Residents rally against NC3 rail option


The group 'Don't Railroad Historic Five Points' held a rally Tuesday evening to voice its opposition. The group met from 5 p.m. to 6:30 p.m. in downtown's Nash Square. The group says it wants to inform the public and raise awareness about the negative impacts of the Southeast High Speed Rail's NC3 option.

The North Carolina Department of Transportation has two other options for routes -- NC1 and NC2. Both of those would run trains through a CSX freight yard on the east side of Capital Boulevard.

The third option, NC3, would route trains along Capital's west side and through Five Points.

Earlier this month, a task force charged with studying the issue made its final recommendation to Raleigh City Council members, backing NC3.

According to the task force, NC3 would have the least amount of impact on the Glenwood South area and would not require an enormous four-block-long bridge spanning Jones Street.

The negatives are it would cost about $45 million more and Jones Street would be closed at the tracks. About twice as many homes and businesses, more than 50 in all, would be affected -- some having to be torn down.

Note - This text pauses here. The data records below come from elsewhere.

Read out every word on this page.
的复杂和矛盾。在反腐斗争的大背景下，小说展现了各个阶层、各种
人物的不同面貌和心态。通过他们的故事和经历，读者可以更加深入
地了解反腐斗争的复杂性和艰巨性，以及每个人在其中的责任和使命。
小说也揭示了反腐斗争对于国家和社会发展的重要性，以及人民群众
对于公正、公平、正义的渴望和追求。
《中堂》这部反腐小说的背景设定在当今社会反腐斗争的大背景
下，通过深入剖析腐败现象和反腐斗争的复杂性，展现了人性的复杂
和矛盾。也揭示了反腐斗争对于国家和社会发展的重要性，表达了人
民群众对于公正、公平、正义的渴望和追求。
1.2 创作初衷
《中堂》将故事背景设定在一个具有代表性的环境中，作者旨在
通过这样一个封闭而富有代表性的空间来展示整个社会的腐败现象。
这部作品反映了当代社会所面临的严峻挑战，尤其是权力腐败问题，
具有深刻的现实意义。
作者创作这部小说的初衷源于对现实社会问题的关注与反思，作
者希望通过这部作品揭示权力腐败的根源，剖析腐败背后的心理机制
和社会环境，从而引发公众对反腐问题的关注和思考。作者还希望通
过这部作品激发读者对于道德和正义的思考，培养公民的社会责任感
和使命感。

"Property values obviously are going to drastically be altered, I know so many people will be displaced from their home," homeowner Jen Teague said.

Don't Railroad Historic Five Points founder Carole Meyre says the group is not opposed to the city getting a high-speed rail system -- it just doesn't want NC3.

"We are not opposed to High Speed Rail; we are opposed to the NC3 route," Meyre said. "The NCDOT's Draft Environmental Impact Statement clearly shows that NC3 is not only the most expensive, but also the most damaging option. The lack of 'sunshine' in this process has been appalling. Officials are treating this like a neighborhood pothole issue, rather than a major decision that could affect not only our historic neighborhoods, but the City of Raleigh for the next 100 years."

Following the rally, Raleigh City Council held a public hearing on the proposed high-speed rail service at 7 p.m., in the council chamber of the Avery C. Upchurch Government Complex.

In a matter of hours a rally that began with a handful of people outside turned into a packed public hearing inside. The meeting was so packed that there were people standing along the walls.

They said they came with the hope that city leaders would hear their pleas.

"Officials are really treating this as more a neighborhood pothole issue, rather than a major decision that could affect not only our historic neighborhoods but the city of Raleigh for the next 100 years," Five Points resident Carole Meyre said.

"I ask that you protect my neighbors, our investments and vote no on NC3," Five Points resident Keri Brang said.

The City of Raleigh is expected to make its recommendation to the state by September 7.